Ces manifestations interviennent dans un contexte où les défenseurs des droits humains et les dirigeants associatifs sont victimes d’homicides et de menaces en Colombie. Amnesty International a reçu des informations selon lesquelles plus de 45 défenseurs des droits humains et dirigeants associatifs avaient été tués dans ce pays en 2011 ; plusieurs de ces homicides étaient liés au processus de restitution des terres. Parmi les victimes figurait notamment Eder Verbel Rocha, assassiné par deux paramilitaires le 23 mars 2011 dans la ville de San Onofre, dans le département de Sucre. En janvier 2012, les membres de sa famille ayant survécu à l’attaque ont reçu de nouvelles menaces de mort.

Ces agressions visant les défenseurs des droits humains qui militent pour la restitution des terres intervient alors que la Loi relative aux victimes et à la restitution des terres a été approuvée et est mise en œuvre. L’application effective de cette loi pourrait constituer une étape importante dans les efforts accomplis pour restituer les millions d’hectares de terres retirées à leurs propriétaires légitimes. Il est indéniable que cette loi contribue à aider dans leurs démarches les personnes qui ont perdu leurs terres. Cependant, et bien que ce texte comporte des lacunes et des contradictions, il a provoqué la colère de ceux qui sont responsables des expropriations, et cette colère se manifeste souvent de façon violente.

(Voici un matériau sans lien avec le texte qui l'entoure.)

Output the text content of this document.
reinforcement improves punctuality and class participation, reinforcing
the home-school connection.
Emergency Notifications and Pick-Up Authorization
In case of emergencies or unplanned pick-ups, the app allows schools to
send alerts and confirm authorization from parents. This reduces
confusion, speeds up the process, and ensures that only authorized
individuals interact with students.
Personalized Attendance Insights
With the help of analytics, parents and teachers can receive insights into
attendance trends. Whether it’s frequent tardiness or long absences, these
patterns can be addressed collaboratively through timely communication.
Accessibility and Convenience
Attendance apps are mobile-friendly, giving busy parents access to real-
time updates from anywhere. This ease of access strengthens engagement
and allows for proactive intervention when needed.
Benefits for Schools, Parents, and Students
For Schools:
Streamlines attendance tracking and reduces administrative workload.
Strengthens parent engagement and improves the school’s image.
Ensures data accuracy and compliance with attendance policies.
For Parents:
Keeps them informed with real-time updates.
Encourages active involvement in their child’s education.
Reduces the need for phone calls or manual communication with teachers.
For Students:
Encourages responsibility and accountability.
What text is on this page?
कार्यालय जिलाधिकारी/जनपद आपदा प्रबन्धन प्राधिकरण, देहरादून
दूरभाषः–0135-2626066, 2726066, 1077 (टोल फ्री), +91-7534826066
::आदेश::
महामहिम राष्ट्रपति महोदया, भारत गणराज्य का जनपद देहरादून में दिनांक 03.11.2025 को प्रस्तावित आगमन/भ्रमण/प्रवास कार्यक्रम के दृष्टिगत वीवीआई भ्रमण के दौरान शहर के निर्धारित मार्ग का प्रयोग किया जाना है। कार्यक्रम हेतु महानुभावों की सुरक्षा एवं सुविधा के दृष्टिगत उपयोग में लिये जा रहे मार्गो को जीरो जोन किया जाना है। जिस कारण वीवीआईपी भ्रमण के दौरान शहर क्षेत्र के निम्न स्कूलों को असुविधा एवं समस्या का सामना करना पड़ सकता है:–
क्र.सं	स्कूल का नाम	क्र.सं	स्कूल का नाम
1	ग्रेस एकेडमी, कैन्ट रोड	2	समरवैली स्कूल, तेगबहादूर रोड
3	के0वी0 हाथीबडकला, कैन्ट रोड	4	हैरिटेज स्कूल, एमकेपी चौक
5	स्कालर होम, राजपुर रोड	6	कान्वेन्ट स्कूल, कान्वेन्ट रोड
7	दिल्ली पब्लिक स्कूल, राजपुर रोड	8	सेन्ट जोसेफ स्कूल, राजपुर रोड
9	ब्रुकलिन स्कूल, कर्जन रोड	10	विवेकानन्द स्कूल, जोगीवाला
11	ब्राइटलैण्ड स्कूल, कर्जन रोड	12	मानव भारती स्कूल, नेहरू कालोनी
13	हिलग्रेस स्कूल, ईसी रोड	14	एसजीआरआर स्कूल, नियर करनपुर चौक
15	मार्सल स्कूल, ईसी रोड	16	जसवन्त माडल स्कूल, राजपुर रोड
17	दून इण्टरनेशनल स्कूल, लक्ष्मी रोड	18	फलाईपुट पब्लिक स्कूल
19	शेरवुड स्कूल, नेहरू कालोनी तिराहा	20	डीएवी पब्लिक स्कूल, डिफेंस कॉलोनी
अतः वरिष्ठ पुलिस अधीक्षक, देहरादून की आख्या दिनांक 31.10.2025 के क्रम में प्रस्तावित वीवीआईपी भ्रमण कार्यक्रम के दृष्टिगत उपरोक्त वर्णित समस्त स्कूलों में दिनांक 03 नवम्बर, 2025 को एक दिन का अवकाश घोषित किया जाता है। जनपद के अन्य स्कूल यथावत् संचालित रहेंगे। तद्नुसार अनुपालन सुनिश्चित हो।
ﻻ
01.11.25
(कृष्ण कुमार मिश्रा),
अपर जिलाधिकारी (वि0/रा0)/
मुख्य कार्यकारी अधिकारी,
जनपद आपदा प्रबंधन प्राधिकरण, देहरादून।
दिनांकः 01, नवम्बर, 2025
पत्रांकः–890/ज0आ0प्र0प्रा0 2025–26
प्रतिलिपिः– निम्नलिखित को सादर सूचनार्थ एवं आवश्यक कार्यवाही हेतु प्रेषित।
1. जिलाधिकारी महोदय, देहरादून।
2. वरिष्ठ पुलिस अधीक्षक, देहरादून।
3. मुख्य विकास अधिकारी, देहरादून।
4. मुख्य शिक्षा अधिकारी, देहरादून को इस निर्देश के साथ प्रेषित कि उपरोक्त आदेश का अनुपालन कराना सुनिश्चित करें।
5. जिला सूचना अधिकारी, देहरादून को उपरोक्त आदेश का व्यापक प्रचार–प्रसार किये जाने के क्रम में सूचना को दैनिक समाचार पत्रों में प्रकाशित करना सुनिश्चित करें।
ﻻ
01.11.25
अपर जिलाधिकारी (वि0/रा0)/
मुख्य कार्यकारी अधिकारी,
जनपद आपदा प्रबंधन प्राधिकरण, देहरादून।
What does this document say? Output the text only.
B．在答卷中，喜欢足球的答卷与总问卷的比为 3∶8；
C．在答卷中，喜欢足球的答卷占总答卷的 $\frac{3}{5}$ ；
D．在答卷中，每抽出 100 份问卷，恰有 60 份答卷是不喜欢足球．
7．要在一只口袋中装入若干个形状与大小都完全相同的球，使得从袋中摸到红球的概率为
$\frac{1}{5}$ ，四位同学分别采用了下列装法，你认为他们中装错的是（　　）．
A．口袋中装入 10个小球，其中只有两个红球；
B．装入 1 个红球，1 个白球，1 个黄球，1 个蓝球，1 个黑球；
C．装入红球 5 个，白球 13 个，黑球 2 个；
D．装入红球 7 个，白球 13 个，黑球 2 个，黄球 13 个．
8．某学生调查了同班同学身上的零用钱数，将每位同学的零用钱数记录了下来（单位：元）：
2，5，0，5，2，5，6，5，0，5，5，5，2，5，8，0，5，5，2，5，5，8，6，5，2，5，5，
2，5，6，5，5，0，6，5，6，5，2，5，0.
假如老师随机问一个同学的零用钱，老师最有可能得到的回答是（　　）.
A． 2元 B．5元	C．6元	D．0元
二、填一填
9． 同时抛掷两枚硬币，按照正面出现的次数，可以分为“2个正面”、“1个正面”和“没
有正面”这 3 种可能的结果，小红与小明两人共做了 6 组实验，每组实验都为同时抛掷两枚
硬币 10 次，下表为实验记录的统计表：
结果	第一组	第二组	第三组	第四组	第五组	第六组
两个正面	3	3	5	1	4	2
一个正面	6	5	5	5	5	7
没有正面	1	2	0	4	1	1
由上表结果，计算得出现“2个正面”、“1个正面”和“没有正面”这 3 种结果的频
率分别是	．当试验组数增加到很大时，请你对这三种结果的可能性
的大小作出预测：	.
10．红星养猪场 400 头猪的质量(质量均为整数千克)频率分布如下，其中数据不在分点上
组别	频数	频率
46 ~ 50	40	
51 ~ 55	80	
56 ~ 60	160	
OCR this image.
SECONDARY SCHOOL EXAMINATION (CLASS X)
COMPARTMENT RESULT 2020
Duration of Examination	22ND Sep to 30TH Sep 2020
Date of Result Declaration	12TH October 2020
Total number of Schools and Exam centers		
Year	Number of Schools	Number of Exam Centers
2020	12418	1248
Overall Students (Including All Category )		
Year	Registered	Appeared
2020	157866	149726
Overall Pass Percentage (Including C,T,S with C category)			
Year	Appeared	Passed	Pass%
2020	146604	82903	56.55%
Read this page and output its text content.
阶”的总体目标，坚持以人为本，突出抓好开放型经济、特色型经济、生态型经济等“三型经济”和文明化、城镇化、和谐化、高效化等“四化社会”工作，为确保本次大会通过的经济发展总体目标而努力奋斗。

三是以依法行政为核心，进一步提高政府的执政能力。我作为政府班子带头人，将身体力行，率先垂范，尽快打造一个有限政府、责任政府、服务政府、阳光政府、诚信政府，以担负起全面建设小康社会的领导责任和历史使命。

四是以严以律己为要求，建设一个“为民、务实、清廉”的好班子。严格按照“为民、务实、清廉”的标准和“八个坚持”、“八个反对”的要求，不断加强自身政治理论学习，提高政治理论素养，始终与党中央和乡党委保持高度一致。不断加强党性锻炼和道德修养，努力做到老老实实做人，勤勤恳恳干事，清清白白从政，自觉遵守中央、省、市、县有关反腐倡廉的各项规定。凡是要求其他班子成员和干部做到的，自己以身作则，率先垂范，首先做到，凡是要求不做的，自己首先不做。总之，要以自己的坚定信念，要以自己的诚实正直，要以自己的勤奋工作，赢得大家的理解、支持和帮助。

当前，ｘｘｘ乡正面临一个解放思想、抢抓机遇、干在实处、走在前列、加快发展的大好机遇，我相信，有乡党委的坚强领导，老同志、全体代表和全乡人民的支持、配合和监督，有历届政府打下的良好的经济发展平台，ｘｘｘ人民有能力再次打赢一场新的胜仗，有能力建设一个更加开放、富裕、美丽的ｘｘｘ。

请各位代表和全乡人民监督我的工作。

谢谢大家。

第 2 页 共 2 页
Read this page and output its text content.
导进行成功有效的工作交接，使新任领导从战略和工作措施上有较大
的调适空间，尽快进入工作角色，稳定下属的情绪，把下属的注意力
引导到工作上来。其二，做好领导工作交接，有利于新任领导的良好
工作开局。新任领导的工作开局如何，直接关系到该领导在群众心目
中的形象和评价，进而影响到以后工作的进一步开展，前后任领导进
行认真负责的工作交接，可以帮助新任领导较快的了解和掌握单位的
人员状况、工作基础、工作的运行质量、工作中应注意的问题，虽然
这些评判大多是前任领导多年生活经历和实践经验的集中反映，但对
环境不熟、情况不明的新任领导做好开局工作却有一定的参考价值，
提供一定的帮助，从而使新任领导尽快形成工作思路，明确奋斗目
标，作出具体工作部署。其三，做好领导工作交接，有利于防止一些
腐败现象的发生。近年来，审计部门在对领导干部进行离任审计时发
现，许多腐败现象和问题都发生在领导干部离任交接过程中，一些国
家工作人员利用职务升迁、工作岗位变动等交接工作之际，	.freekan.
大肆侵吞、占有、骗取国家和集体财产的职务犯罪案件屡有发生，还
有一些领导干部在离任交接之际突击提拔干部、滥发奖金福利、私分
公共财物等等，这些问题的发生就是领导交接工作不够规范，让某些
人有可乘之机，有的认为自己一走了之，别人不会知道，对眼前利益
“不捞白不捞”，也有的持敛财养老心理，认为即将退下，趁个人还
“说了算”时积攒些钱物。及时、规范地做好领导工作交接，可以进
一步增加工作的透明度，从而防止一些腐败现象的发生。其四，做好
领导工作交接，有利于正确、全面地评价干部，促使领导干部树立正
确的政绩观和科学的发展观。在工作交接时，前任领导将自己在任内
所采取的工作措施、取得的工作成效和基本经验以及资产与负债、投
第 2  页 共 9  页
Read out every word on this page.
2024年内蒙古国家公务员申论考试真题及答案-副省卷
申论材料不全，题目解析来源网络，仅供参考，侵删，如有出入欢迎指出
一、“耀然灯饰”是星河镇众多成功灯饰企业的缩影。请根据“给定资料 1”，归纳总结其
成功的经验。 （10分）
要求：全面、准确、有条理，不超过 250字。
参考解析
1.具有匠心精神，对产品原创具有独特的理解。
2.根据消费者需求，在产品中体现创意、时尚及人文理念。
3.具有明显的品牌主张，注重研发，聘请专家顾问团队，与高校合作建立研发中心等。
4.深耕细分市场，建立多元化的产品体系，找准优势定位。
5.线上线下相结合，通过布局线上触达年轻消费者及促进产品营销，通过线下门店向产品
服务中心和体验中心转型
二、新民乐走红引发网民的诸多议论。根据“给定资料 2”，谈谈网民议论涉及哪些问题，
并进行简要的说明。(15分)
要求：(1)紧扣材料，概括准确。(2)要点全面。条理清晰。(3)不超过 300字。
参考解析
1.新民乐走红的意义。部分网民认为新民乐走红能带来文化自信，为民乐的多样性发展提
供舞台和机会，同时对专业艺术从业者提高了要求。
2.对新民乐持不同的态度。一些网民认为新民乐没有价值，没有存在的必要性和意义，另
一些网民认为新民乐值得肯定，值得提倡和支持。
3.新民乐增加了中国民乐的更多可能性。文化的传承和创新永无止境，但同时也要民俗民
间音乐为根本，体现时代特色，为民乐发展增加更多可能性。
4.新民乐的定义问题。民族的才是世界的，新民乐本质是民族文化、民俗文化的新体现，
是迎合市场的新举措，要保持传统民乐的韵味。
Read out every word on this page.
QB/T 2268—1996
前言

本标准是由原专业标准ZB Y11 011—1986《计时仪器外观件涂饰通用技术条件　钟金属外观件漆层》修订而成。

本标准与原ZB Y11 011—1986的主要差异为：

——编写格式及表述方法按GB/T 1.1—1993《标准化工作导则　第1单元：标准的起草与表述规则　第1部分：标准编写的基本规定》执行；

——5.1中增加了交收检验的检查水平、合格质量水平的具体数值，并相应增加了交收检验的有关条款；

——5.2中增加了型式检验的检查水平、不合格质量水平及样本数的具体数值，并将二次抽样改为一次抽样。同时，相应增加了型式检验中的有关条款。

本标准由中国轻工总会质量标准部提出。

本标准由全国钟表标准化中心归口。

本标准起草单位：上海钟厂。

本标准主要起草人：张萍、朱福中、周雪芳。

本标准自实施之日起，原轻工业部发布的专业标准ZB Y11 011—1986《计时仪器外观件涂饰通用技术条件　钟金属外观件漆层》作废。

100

Le 21 février 2012, plusieurs membres du MOVICE du département de Nariño ont reçu des menaces de mort par courriel. Dans son message, le Groupe contre les restitutions de Nariño (Grupo Anti Restitución de Nariño – GAR) mettait ainsi en garde les destinataires : « nos mains ne trembleront pas pour exécuter, comme nous l’avons déjà fait en d’autres occasions, ceux qui oseront promouvoir des activités dont le contenu idéologique et politique concerne la restitution des terres aux prétendues victimes et la défense de leurs droits ».

Il faut que de telles menaces fassent rapidement l’objet de véritables enquêtes. Ces nouveaux avertissements ne font que réaffirmer la nécessité que les autorités prennent de toute urgence des mesures concrètes pour garantir la sécurité et la protection des dirigeants et des membres du MOVICE et de tous ceux qui participeront à la manifestation du 6 mars 2012.

La responsabilité incombe à l’État colombien, et au premier chef au gouvernement national et aux autorités départementales, de protéger les membres du MOVICE et toutes les personnes qui participeront à cette mobilisation, ainsi que les responsables associatifs.

Cette manifestation pacifique constitue une démarche légitime, protégée par la Constitution et les normes nationales ainsi que par les instruments internationaux relatifs aux droits humains qui reconnaissent et protègent les droits à la liberté d’expression, d’association, de réunion et de mouvement, ainsi que le droit de défendre les droits humains.

Les autorités nationales et locales sont tenues en conséquence d’apporter toutes les garanties de sécurité nécessaires avant, pendant et après la manifestation. C’est dans ce sens qu’Amnesty International a écrit au ministre de l’Intérieur colombien et aux gouverneurs des départements de Córdoba et du Meta pour obtenir des informations quant aux mesures qui seront mises en place et pour demander que la légitimité et l’utilité de cette mobilisation soient publiquement et explicitement reconnues.